Les médecins savaient depuis longtemps qu’une hépatite bénigne (de type A) se propageait au moyen de la nourriture et de l’eau souillées. Puis ils se sont aperçus qu’une forme plus grave se transmettait par le sang, que l’on ne savait pas, à l’époque, tester pour ce virus. Enfin, de brillants scientifiques ont appris à détecter les “empreintes” de ce virus (de type B). Peu après 1970, le sang était testé, mais dans quelques pays seulement. Les réserves de sang paraissaient sans danger, et le sang promis à un bel avenir. Mais était-ce vraiment le cas?
En réalité, il n’a pas fallu longtemps pour se rendre compte que des milliers de personnes auxquelles on avait administré du sang testé étaient atteintes d’une hépatite. Nombre d’entre elles sortaient affaiblies de la maladie pour apprendre que leur foie était perdu. Si le sang avait été analysé, pourquoi cela arrivait-il? Eh bien, le sang contenait une autre forme d’hépatite appelée hépatite non A-non B (NANB). Pendant une décennie, cette maladie a empoisonné les transfusions, frappant entre 8 et 17 % des transfusés en Espagne, aux États-Unis, en Israël, en Italie, au Japon et en Suède.
Puis on a vu dans les journaux des titres tels que “Le mystérieux virus de l’hépatite non A-non B enfin isolé”; “Une maladie de moins dans le sang”. Une fois encore, cela signifiait ‘On a découvert le virus insaisissable’. En avril 1989, on a dit au public qu’un test de l’hépatite non A-non B, désormais appelée hépatite C, venait d’être mis au point.
Peut-être vous demandez-vous si ce sentiment de soulagement n’était pas un peu prématuré. De fait, des chercheurs italiens ont repéré un autre virus, un mutant, qui pourrait être responsable du tiers des hépatites.

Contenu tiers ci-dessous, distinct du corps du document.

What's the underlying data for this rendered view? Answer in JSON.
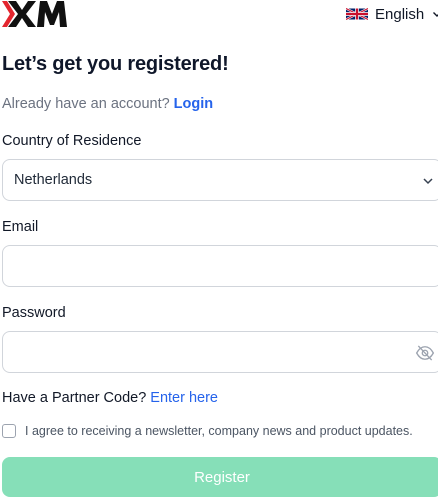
{
  "header": {
    "logo_text": "XM",
    "language": {
      "label": "English",
      "flag_icon": "uk-flag-icon",
      "chevron_icon": "chevron-down-icon"
    }
  },
  "form": {
    "title": "Let’s get you registered!",
    "login_prompt": "Already have an account?",
    "login_link": "Login",
    "country": {
      "label": "Country of Residence",
      "value": "Netherlands",
      "icon": "chevron-down-icon"
    },
    "email": {
      "label": "Email",
      "value": "",
      "placeholder": ""
    },
    "password": {
      "label": "Password",
      "value": "",
      "placeholder": "",
      "icon": "eye-off-icon"
    },
    "partner_prompt": "Have a Partner Code?",
    "partner_link": "Enter here",
    "consent": {
      "label": "I agree to receiving a newsletter, company news and product updates.",
      "checked": false
    },
    "register_button": "Register"
  },
  "colors": {
    "brand_red": "#e3262f",
    "link_blue": "#2563eb",
    "register_button_bg": "#86dfb8"
  }
}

La Harvard Medical School Health Letter (novembre 1989) fait remarquer que “certaines autorités se demandent avec inquiétude si le virus de l’hépatite ne possède qu’un alphabet à quatre lettres: A, B, C et D, ou si d’autres ne vont pas venir s’y ajouter”. Voici ce qu’on pouvait lire dans le New York Times du 13 février 1990: “Les spécialistes soupçonnent fortement l’existence d’autres virus de l’hépatite; s’ils sont découverts, on les appellera hépatite E, et ainsi de suite.”
Est-ce à dire que les banques de sang vont devoir élaborer d’autres tests pour s’assurer de la pureté du sang? Évoquant le coût de l’opération, un responsable de la Croix-Rouge américaine a fait cette déclaration inquiétante: “Nous ne pouvons pas multiplier ainsi les tests pour chaque agent infectieux qui pourrait être transmis.” — Medical World News, 8 mai 1989.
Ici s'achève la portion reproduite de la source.